The volume is organized into three thematic sections. Part I examines institutional dimensions of democratic backsliding and resilience. Starting with democracies in the Global South, it includes chapters on the erosion of democracy’s institutional guardrails in India by Milan Vaishnav, and the sources of democratic institutional fragility in Southeast Asia by Meredith L. Weiss and Allen Hicken. The complex relationship between state capacity and democratic accountability in sub-Saharan Africa is then examined by Jaimie Bleck and Nicolas van de Walle. Shifting attention to institutional challenges in the Global North, Frances Cayton and Bryn Rosenfeld explain how the politicization of the public sector can be a source of autocratic support in Eastern Europe and beyond. David A. Bateman, Robert Lieberman and Aaron Childree conclude the section with an analysis of the political manipulation of electoral administration in the US.

Part II examines democratic struggles in different social spheres, including civil society, social media, and political messaging. Starting with Latin America, Lindsay Mayka analyzes the politicization of crime and gender hierarchies and the narrowing of citizenship rights. Shifting the focus to Eastern Europe, the section includes a chapter by Béla Greskovits on civil society networks and authoritarian political mobilization in Hungary, as well as a chapter by Michael Bernhard on civil societies and democratic “social accountability” in post-Communist Europe. Mark R. Beissinger then explores the institutional conditions and political timing that influence the effectiveness of civil society resistance to backsliding in Eastern Europe. Alexandra Cirone analyzes social media and the corrosive effects of disinformation on democracy. M. Steven Fish concludes the section by exploring the impact of political messaging and “dominance” strategies on the effectiveness of campaigns against autocratic figures.
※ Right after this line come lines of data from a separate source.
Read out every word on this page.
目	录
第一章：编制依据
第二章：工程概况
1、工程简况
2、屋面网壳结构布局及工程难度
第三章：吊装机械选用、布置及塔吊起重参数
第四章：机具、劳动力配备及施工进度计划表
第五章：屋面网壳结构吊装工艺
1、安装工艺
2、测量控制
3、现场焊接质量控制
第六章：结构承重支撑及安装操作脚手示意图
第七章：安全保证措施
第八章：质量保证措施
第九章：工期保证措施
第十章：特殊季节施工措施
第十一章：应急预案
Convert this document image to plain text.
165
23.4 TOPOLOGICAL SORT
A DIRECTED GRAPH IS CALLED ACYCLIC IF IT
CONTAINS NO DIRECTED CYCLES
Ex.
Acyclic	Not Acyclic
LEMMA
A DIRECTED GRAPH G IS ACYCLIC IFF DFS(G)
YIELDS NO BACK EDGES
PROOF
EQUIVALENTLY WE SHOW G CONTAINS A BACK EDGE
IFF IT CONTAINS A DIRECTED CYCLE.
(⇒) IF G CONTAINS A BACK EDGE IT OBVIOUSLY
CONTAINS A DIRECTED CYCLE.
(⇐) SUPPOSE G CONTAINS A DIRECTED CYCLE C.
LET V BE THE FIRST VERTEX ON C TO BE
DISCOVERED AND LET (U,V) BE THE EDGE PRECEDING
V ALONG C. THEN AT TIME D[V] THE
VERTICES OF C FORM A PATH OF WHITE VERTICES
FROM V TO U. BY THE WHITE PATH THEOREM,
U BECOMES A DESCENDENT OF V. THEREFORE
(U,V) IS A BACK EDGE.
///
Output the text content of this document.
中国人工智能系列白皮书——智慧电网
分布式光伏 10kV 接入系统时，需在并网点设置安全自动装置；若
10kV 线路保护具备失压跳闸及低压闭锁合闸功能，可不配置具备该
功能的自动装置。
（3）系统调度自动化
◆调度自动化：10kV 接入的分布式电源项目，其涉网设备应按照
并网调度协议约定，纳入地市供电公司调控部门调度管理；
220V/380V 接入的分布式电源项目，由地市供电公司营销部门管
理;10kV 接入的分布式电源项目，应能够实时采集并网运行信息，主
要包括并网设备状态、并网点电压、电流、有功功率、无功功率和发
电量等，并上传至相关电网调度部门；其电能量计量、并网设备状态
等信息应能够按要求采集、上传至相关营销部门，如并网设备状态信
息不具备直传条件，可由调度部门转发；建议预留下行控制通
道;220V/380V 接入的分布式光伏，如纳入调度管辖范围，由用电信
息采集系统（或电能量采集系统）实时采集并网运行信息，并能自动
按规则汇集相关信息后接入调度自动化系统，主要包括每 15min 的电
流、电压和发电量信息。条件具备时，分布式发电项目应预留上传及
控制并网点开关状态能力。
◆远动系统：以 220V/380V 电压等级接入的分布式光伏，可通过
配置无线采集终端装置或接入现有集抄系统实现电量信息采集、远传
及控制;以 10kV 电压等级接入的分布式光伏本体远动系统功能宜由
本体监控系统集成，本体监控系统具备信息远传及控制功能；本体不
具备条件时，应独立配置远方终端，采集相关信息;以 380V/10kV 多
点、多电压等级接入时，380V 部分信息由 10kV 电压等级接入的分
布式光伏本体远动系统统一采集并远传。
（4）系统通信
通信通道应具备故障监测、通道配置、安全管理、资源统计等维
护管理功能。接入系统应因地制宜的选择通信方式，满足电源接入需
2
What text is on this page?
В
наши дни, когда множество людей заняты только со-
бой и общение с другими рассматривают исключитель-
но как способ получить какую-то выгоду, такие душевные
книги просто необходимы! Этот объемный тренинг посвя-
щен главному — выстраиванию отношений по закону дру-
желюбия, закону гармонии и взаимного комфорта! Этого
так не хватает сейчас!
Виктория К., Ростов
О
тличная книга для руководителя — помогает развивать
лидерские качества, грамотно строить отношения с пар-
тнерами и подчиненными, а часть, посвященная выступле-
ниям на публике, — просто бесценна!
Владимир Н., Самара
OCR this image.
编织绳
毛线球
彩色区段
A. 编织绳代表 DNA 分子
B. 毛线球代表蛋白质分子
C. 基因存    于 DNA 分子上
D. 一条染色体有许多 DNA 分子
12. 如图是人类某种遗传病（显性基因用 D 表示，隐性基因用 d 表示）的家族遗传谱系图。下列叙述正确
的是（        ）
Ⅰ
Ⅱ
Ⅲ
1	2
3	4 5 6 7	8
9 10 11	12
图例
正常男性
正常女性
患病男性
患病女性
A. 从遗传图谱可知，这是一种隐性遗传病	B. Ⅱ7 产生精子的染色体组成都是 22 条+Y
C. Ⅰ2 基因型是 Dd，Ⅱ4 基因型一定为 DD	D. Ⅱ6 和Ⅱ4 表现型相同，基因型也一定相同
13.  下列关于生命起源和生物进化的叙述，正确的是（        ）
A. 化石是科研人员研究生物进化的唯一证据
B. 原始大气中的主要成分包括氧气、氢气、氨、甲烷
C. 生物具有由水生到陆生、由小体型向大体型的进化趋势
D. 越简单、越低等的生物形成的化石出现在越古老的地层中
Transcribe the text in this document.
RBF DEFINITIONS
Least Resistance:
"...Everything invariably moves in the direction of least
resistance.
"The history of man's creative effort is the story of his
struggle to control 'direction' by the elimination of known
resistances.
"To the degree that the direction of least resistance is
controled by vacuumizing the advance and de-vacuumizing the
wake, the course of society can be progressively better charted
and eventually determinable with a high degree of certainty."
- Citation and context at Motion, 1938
Finally, Part III examines regional and international dimensions of the rise of the populist radical right and the challenges it poses to democracy in Europe and beyond. It starts with a chapter by Mabel Berezin on transnationalism, the erosion of citizen security, and the “normalization” of the nationalist right in Europe. Next, Dorothee Bohle and Aida A. Hozić analyze the transnational alliances between mainstream parties and the radical right that have undermined the capacity of European institutions to defend democracy in Eastern Europe. Stefano Palestini and Cristóbal Rovira Kaltwasser then explore the cross-regional political linkages fostered by the Foro Madrid, which connects the populist radical right in Spain and Europe to their affiliates in Latin America. Valerie J. Bunce concludes with an agenda-setting essay on the lessons learned and how they should influence our understanding of democracy, its political fragilities, and diverse efforts to defend and sustain it.

Taken together, these chapters shed new light on the nature of the challenges confronted by democracies in contemporary global politics. They dissect the sources and limitations of popular support for democratic and autocratic alternatives, the institutional sites they struggle to control, and the civic spheres over which they contend. Understanding these challenges, we believe, is not only essential for safeguarding existing democracies, but also for reinforcing their capacity to point the way toward better, and more expansive, democratic futures.

Footnotes

1 The model of an autogolpe is certainly not without historical precedents; see, for example, Karl Marx’s classic account of Louis Bonaparte’s self-coup in The Eighteenth Brumaire of Louis Bonaparte (New York: International Publishers, 1963).

2 Writing during the early stages of rising partisan polarization in the US, Linz (Reference Linz1990: 53) also suggested that American democracy had avoided the destabilizing “perils of presidentialism” precisely because of “the uniquely diffuse character” of its moderate, two-party system with centripetal competitive dynamics in the postwar era.